Senior linebacker Max Grider, one of the original nine protesters, talked about Abraham Lincoln, Martin Luther King Jr. and George Washington as “people who made a stand against the overruling power of unfair treatment.”

He said the players watched Guinn last season go through the difficulties of being switched to receiver.

“I don’t think that it’s a family tie issue,” said Grider of the Perrys. “I don’t think it has anything to do with (Tristan Perry) being a relation. I think (Coach Perry) didn’t expect competition to be here.”

Stefan Sandoval said Coach Perry has “bullied, intimated and manipulated (Guinn) to crush his spirit.”

“Our friend Trent Guinn is being treated unfairly and has been since the arrival of Coach Perry, specifically by Coach Perry and only Coach Perry,” Sandoval stated.

Two-way player Cameron Weiss said, “I have played on both sides of the ball and I can clearly see which quarterback has the better talent.”

He said the competition for the starting quarterback position was never fair.

“It is obvious the coach’s son was favored from the beginning,” he told the board. “It would be different if his son came in and outplayed Trent but that wasn’t the case at all. All we asked is that Trent be given a fair opportunity to fight for his position. We are not quitters. We are protesting to take a stand in what we believe in.”

Guinn’s parents, Donna and Tony Guinn, also addressed the board. Donna Guinn said the players’ protests and speaking out was not just about her son, “but the entire athletics program.”

“We are here at this place not because of a one-time coach’s decision on a starting quarterback, but the actions leading up to the situation with the damage done along the way,” she said. “I think both kids we are talking about have been forgotten in this and both kids have suffered in this. They have both been put in a position where no one wins.”

She said the family at one time put their home up for sale and considered moving to another school district, but said her son did not want that.

“He said, ‘This is where God wants me, mom. I’m not afraid of competition, and I’m not going to run.’

You can’t argue with that,” Guinn told the board.

She said they were assured by offensive coordinator Chris Olson of a fair quarterback competition this year. She said it was Olson who informed her son of Perry’s decision to name Tristan Perry the starter and switch Trent Guinn back to a receiver position.

Guinn told the board of a tape recording in the possession of MWISD Superintendent Gail Haterius  and asked other school board members listen to it, but she did not elaborate on its content.

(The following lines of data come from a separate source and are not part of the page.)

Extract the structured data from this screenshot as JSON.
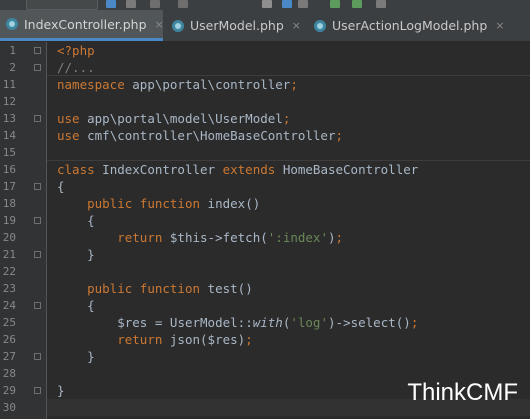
{
  "tabs": [
    {
      "label": "IndexController.php",
      "active": true
    },
    {
      "label": "UserModel.php",
      "active": false
    },
    {
      "label": "UserActionLogModel.php",
      "active": false
    }
  ],
  "close_glyph": "×",
  "lines": [
    {
      "num": "1",
      "code": "<?php"
    },
    {
      "num": "2",
      "code": "//..."
    },
    {
      "num": "11",
      "code": "namespace app\\portal\\controller;"
    },
    {
      "num": "12",
      "code": ""
    },
    {
      "num": "13",
      "code": "use app\\portal\\model\\UserModel;"
    },
    {
      "num": "14",
      "code": "use cmf\\controller\\HomeBaseController;"
    },
    {
      "num": "15",
      "code": ""
    },
    {
      "num": "16",
      "code": "class IndexController extends HomeBaseController"
    },
    {
      "num": "17",
      "code": "{"
    },
    {
      "num": "18",
      "code": "    public function index()"
    },
    {
      "num": "19",
      "code": "    {"
    },
    {
      "num": "20",
      "code": "        return $this->fetch(':index');"
    },
    {
      "num": "21",
      "code": "    }"
    },
    {
      "num": "22",
      "code": ""
    },
    {
      "num": "23",
      "code": "    public function test()"
    },
    {
      "num": "24",
      "code": "    {"
    },
    {
      "num": "25",
      "code": "        $res = UserModel::with('log')->select();"
    },
    {
      "num": "26",
      "code": "        return json($res);"
    },
    {
      "num": "27",
      "code": "    }"
    },
    {
      "num": "28",
      "code": ""
    },
    {
      "num": "29",
      "code": "}"
    },
    {
      "num": "30",
      "code": ""
    }
  ],
  "watermark": "ThinkCMF",
  "colors": {
    "keyword": "#cc7832",
    "string": "#6a8759",
    "comment": "#808080",
    "text": "#a9b7c6",
    "background": "#2b2b2b",
    "gutter": "#313335",
    "active_tab_underline": "#4a88c7"
  }
}
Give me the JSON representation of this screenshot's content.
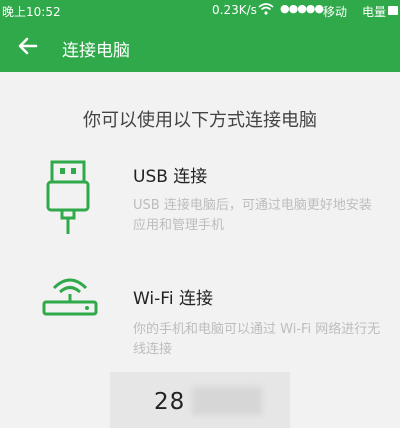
{
  "status_bar": {
    "time": "晚上10:52",
    "speed": "0.23K/s",
    "signal": "●●●●●",
    "carrier": "移动",
    "battery_label": "电量"
  },
  "app_bar": {
    "title": "连接电脑"
  },
  "heading": "你可以使用以下方式连接电脑",
  "usb": {
    "title": "USB 连接",
    "description": "USB 连接电脑后，可通过电脑更好地安装应用和管理手机"
  },
  "wifi": {
    "title": "Wi-Fi 连接",
    "description": "你的手机和电脑可以通过 Wi-Fi 网络进行无线连接"
  },
  "connection_code": {
    "visible": "28"
  },
  "colors": {
    "brand": "#2fa94a",
    "background": "#f2f2f2",
    "secondary_text": "#bdbdbd"
  },
  "icons": [
    "arrow-left-icon",
    "usb-icon",
    "wifi-router-icon",
    "wifi-status-icon",
    "battery-icon"
  ]
}
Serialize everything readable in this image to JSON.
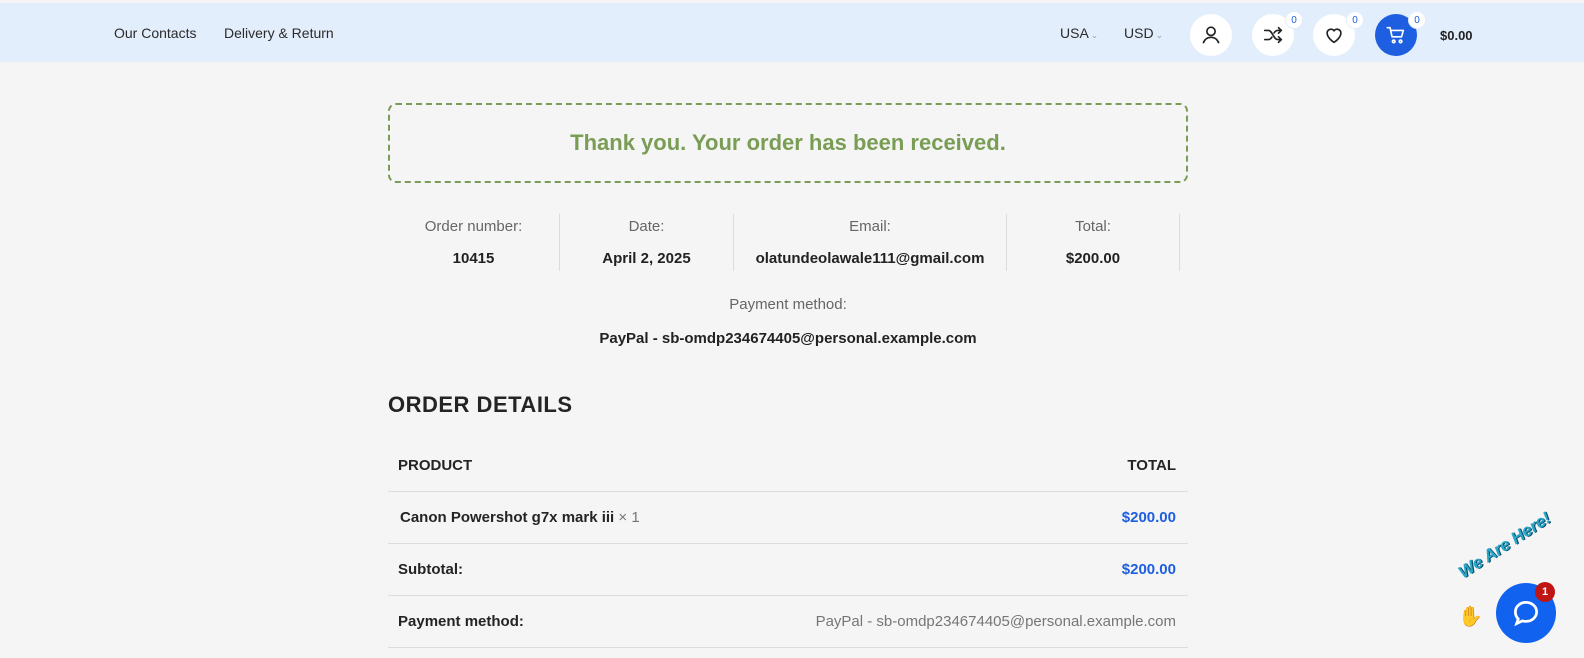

Tony Guinn said the family met with Coach Perry two hours before Tuesday’s meeting and asked for a fair, head-to-head competition and to let “the best man win.”

He said the family was told Trent Guinn would have a chance to compete as a receiver.

“Everything could be fixed and these boys could be playing football again if they would just let them compete,” Tony Guinn said.

Starting defensive end Andy Garcia tried to speak about the situation, but was too overcome with emotion and returned to his seat.

Two female high school athletes, Chandler Ortiz and Gabrielle Gutierrez, also addressed the board on behalf of Trent Guinn and the protesting football players. Parent Amy Ortiz continued reading Donna Guinn’s prepared comments she was unable to read because her time had expired.

Approached after the meeting, Coach Perry declined comment, as did Haterius.

David May writes for the Mineral Wells (Texas) Index.